Seguì la festa in una sala presa a noleggio; fu dignitosa però con un sottofondo di tensione. La signora Carmelina non aveva parenti, i familiari dello sposo non davano segni di gioia; ad allietare l’atmosfera erano le signore del vicinato; vennero, e portarono un regalo bello e costoso, l’avvocato e la moglie. Ero l’unico bambino, non mi annoiavo affatto grazie alle cure di Virginia e di Clelio la cui gioia si manifestava esplosiva perché la madre aveva regalato loro un papà.

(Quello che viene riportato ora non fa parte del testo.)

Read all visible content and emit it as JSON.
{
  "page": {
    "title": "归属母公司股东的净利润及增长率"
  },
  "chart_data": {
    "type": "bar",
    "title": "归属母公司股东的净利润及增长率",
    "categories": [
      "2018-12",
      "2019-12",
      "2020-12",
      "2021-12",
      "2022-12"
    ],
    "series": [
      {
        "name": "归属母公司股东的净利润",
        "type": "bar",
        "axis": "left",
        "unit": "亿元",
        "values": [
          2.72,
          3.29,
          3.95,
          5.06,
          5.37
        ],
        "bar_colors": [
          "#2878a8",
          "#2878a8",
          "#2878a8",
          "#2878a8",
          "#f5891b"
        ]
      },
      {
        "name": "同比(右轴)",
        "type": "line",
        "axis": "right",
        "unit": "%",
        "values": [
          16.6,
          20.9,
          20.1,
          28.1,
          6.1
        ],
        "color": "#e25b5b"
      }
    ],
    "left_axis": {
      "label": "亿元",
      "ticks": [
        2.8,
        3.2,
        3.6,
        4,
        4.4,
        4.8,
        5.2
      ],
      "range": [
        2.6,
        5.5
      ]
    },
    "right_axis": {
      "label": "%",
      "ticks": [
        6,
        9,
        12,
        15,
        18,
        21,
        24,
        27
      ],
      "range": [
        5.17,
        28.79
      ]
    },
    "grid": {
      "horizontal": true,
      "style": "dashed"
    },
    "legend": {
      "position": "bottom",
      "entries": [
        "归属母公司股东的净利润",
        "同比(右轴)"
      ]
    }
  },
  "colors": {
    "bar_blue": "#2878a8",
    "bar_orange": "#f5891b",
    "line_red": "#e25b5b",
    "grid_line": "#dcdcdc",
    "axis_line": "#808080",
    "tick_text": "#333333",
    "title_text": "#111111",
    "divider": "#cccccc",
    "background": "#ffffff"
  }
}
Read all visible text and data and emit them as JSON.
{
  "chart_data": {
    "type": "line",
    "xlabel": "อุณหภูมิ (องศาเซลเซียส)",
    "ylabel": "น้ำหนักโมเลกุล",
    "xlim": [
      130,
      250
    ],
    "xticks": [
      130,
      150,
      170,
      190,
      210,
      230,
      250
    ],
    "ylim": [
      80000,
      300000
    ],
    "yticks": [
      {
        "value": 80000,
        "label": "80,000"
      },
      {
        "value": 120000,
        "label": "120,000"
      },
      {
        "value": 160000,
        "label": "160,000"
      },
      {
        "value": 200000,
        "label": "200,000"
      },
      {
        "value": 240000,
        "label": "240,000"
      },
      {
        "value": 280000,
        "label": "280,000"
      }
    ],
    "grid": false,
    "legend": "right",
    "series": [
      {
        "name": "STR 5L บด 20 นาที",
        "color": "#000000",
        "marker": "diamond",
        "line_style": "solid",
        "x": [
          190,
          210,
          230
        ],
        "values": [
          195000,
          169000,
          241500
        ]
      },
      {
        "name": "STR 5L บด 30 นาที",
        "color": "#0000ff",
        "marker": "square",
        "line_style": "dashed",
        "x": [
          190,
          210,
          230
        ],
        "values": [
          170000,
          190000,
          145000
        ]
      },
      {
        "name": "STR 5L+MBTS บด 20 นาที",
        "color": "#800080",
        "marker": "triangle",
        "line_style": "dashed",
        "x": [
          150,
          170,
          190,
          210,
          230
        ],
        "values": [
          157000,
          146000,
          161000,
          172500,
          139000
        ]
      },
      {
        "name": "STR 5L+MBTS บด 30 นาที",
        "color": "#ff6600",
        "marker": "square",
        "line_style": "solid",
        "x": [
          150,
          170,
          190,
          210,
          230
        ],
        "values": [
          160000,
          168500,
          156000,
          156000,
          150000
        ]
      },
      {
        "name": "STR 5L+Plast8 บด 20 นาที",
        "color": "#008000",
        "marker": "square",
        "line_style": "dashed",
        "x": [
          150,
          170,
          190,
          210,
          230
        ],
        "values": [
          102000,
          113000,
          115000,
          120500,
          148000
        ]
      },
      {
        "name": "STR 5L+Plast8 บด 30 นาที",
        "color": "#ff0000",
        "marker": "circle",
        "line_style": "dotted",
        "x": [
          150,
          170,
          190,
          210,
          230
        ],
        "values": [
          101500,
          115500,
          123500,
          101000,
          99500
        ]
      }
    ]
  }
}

Erano passati molti anni, con la morte di mio padre avevo dato l’addio definitivo alla scuola che già da un anno non frequentavo più. Mi ero iscritto al Partito Comunista e andavo sui cantieri edili per conto della CGIL. Una sera in osteria tra i compagni muratori c’era aria di tristezza e di sconforto e il vino aiutava qualche lacrima a venir fuori; nella tarda mattinata era morto un manovale cadendo da una impalcatura; le parole si rincorrevano e ritornavano sugli incidenti nei cantieri. Pietro, membro della segreteria del sindacato e assiduo frequentatore del Partito, ci informò che il discorso funebre lo avrebbe tenuto Gino Grezzi, il deputato che i compagni edili stimavano e amavano per la sua dedizione e la sua umanità. I ricordi richiamarono altre orazioni funebri di Gino che si erano fissate nelle menti dei compagni quasi parola per parola. “Vi ricordate quando morì Salvatore; che bravo ragazzo che era! Tutti gli volevano bene; è stato veramente sfortunato,; la morte se lo è chiamato nel pieno della giovinezza”.
Erano passati alcuni anni. Per l’assenza di misure di sicurezza, durante i lavori di sterramento era venuto giù un muro di sostegno che aveva travolto Salvatore. Anche io ricordavo quel funerale: il discorso di Gino, la preghiera del pastore evangelico e mia madre, da poco vedova, in lacrime che abbraccia la signora Carmelina, Virginia e Clelio.